Papers like the Sun, Daily Mail and the Telegraph  accomplish this by acting as a media form of Predator drone, keeping a lidless eye focused on Britain's have-nots. Should any member of the underclasses engage in some kind of benefits fraud or enjoy a glitzy "lifestyle" thanks to social welfare payments, the papers authorize a launch of hyper-intensive press coverage that mocks and demonizes both the individual and the welfare state that has supposedly created this monstrous person. The gaudy Philpott case has encouraged the right-wing press and their Conservative pilot fish to come out into the open with their cynical strategy of scapegoating and punishing the underclass in order to enrich the classes above.

This kind of open class warfare hasn't yet made the jump to North America. In the U.S., politicians like to pretend there's no class system, and any attempt to vilify the mostly African-American underclasses runs the risk of being viewed as undiluted racism. What happens instead is that Fox News and the like spend most of their time attacking/smearing those advocating or defending what are perceived as left-wing causes. Here in Canada, the federal Conservative government is waging a relentless propaganda campaign (paid for by the taxpayer) that extolls the benefits of Conservative rule. In their eyes, the underclass is anyone who opposes oil sands development. This is not to say that playing the class warfare card won't happen in either country. Rightists throughout the world increasingly sing from the same hymn book, so if a winning right-wing formula emerges in one part of the world, it's sure to be copied in another.

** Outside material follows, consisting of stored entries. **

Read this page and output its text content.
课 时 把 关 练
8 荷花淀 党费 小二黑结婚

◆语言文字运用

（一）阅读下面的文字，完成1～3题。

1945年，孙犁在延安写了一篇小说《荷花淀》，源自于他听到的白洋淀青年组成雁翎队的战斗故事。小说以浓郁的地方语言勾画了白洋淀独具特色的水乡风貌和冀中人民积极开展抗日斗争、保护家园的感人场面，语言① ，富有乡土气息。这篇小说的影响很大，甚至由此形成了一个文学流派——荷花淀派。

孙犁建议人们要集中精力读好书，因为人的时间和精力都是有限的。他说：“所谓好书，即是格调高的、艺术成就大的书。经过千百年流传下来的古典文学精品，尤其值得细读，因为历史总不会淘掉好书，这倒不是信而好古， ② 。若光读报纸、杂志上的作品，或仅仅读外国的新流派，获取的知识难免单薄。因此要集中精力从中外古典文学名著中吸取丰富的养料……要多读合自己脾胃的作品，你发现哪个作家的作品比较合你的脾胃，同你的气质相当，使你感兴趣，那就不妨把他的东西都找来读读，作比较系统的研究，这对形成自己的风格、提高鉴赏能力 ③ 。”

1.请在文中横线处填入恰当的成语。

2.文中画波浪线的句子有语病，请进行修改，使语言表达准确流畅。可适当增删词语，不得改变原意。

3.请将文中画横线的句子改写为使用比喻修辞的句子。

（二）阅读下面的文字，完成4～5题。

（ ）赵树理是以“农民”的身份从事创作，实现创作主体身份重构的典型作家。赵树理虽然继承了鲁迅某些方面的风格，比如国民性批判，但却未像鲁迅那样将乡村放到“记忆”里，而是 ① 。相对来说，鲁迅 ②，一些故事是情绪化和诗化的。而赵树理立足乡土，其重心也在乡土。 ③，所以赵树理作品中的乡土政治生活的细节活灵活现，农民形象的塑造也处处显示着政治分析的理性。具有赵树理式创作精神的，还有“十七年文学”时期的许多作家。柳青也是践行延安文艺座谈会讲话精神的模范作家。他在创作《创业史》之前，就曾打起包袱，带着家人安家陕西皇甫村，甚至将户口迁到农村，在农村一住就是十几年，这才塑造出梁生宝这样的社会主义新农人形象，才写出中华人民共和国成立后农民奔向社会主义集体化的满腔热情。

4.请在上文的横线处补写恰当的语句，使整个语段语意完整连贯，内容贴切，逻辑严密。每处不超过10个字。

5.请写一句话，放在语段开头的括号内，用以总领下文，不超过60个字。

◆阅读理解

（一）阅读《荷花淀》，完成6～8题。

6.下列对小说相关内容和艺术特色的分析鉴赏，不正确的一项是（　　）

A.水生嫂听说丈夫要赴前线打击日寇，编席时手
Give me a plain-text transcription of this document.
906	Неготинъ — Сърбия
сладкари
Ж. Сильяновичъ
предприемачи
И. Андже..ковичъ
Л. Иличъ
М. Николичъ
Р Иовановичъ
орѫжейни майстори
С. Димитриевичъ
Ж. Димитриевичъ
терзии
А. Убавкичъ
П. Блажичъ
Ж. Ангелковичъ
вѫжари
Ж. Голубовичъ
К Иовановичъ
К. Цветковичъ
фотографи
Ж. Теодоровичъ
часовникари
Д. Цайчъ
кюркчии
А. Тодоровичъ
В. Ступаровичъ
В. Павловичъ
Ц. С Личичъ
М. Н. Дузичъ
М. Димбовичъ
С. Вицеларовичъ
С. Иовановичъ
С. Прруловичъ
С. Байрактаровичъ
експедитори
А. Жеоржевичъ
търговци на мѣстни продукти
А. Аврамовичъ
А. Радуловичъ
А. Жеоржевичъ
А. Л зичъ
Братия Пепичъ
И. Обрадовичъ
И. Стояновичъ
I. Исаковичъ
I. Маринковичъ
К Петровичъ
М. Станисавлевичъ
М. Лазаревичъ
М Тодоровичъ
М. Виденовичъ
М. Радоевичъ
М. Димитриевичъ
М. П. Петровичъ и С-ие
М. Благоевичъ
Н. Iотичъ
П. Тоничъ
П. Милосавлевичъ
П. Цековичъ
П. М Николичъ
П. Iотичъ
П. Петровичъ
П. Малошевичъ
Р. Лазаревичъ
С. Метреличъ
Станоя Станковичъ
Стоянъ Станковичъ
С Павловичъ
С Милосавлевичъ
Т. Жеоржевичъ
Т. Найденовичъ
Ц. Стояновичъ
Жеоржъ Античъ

The interesting question is why the class warfare card is being played now in Britain. The simple answer is that this is the natural next step in the capitalist counter-revolution that began with the election of Margaret Thatcher in 1979. In the decades after WW II most Western governments enacted wide-ranging social welfare policies and looked upon unions with favour, or at least tolerance. The main reason for this, especially in Europe, was fear of communism. Thatcher put an end to all that. Capitalism, flying under the banners of Thatcherism and Reaganomics, was determined to roll back the economic order to a state that pre-dated WW I. Using terms like globalization, rationalization, healthy competition, and meritocracy, rightists presented this counter-revolution as an exercise in scientific, logical management of the world economy. That myth dissolved in the international financial crisis of 2007-08. What to do next? In Britain, it seems the answer is to take the PR filters off and have at the underclasses with all the vitriol the tabloid press can muster. And who can blame them? The upper classes have been searching for a new blood sport ever since the ban on fox hunting in 2002. Tally ho, and see you on the barricades!